It’s positively dizzying, the amount of political manoeuvring going on in the run-up to the election campaign.
The routine business of the legislature at this point consists of a budget and a handful of mundane bills, with a couple designed more for public appeal thrown in. But that doesn’t begin to cover the gamesmanship, oneupmanship and pandering that’s underway. If Machiavelli were alive today, he’d be admiring all the scheming that’s going on.
The E&N Railway non-announcement was an outstanding example.
The B.C. Liberals wanted to be seen to be doing something — anything! — with the line. Next week is the sixth anniversary of that black day for trainspotters when the Dayliner was pulled off the derelict old line because it was too risky to run it anymore.
It has been six years during which absolutely nothing has happened.
Come election time, the dormant relic sits there like a big bag of potential, to be dragged out and exploited. At this point in the last election cycle, the government found $765,000 for E&N Rail Trail improvements. This time around, B.C. Liberals are putting together their artisanal, homegrown Vancouver Island platform and it has to have something about the E&N in it.

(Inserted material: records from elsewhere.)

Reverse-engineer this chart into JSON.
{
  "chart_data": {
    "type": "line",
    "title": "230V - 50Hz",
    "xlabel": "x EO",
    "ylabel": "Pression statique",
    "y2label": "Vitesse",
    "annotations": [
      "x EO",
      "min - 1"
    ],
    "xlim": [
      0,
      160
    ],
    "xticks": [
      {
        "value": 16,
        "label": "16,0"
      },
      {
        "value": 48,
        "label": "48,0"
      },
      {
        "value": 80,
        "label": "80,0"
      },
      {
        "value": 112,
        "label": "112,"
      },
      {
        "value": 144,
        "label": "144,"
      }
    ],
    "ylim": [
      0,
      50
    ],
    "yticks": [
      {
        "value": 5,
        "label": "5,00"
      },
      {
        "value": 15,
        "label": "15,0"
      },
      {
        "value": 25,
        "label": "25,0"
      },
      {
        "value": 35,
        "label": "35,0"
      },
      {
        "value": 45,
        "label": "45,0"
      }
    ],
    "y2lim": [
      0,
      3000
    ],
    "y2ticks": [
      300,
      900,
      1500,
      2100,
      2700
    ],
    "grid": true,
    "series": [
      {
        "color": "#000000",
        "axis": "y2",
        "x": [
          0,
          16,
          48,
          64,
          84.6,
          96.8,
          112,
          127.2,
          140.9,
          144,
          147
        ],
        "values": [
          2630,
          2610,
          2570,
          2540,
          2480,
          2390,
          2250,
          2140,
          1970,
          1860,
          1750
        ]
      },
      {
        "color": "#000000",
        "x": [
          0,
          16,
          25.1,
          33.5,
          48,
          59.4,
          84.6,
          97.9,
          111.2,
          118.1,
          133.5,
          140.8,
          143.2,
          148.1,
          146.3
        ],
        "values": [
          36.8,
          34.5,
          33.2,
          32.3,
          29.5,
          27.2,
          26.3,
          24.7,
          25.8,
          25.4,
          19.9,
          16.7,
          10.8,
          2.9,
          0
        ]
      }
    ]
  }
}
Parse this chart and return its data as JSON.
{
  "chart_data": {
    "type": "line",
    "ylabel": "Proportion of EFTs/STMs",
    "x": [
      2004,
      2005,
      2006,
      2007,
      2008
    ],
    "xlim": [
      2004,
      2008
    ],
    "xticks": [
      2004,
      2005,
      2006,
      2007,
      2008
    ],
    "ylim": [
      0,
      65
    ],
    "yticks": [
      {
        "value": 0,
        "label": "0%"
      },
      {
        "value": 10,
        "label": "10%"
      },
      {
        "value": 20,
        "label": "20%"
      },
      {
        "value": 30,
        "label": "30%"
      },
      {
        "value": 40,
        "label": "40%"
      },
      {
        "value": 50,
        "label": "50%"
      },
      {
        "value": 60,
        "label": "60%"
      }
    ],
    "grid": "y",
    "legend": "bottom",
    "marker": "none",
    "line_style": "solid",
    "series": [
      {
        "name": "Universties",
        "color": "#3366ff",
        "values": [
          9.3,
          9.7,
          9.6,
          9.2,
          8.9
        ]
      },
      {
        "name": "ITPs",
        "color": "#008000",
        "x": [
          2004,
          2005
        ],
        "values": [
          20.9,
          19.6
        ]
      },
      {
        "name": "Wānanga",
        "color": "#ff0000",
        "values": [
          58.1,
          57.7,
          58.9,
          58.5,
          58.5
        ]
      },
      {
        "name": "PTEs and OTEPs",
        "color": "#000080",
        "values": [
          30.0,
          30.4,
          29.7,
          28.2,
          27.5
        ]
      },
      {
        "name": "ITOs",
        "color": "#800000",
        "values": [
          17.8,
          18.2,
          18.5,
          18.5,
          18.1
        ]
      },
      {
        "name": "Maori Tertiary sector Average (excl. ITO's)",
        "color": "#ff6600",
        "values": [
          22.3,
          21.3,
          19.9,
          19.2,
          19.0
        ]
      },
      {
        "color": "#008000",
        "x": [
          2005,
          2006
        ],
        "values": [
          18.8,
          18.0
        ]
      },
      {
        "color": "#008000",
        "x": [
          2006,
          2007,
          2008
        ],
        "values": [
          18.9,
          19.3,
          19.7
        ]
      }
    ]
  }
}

Transportation Minister Todd Stone would enjoy announcing a new commuter train from downtown right to NDP Leader John Horgan’s front door, two months before an election. Picture how delightful it would be for the Liberals to watch Horgan, duty-bound to criticize everything, find something about a commuter line in his riding to complain about.
But there isn’t enough money. So Stone went only partway up the line, to Esquimalt — where Mayor Barb Desjardins happens to be running for the Liberals — and announced next to nothing. They rounded up a trainload of mayors to watch him not announce an actual train. It’s a working group about a train, instead.
Why use half-measures, when you can use 16ths?
Meanwhile, the government is defending in the house its crackdown on puppy mills against all critics. Which is easy, because there aren’t any. The one point of unanimity this season is that all MLAs want kittens and puppies to be raised properly.
They took a quick break from that theme to expunge 19 legislative relics from the 19th century that have racist, anti-Asian elements. Four years ago, this kind of thing was cynically contemplated as a “quick win” for ethnic votes that led to a scandal. It was introduced this time around without controversy, although the political rationale looks to be the same.
Elsewhere, the NDP and Green Party Leader Andrew Weaver are in an arms race to see who can file the most private member’s bills, legislation that is strictly for show.
The NDP filed the Get Big Money out of Politics Act. Weaver countered with a bill to move Family Day ahead a week. The NDP filed six more democratic-reform bills, including one to start registering voters at age 16. Weaver raised, with a bill to let 16-year-olds vote. He followed that with a “right to roam” the backcountry act and an endangered species bill.
The NDP matched that with species-at-risk protection and raised with a poverty-reduction bill.
Weaver came back with term limits for MLAs and a law barring employers from making women wear high heels at work. Together they’ve pitched 39 bills so far and there’s no telling where it’s going to end.
Next week, the Liberals will try to catch up with a bill that takes a swipe at financing reform. Counting the private ones, it’s the fourth bill on that topic this session. It will require more immediate disclosure of donations from all parties, something they started doing on their own in January. It’s designed to give the impression a government that is years behind everyone on reform is actually ahead of the curve.
Friday’s news that Elections B.C. has handed over the lobbyist donations to the RCMP will heighten interest in the government’s version of reform. The legislature is expected to shut down Thursday.
The real political manoeuvring begins then, and the parties will go into it with lots of practice.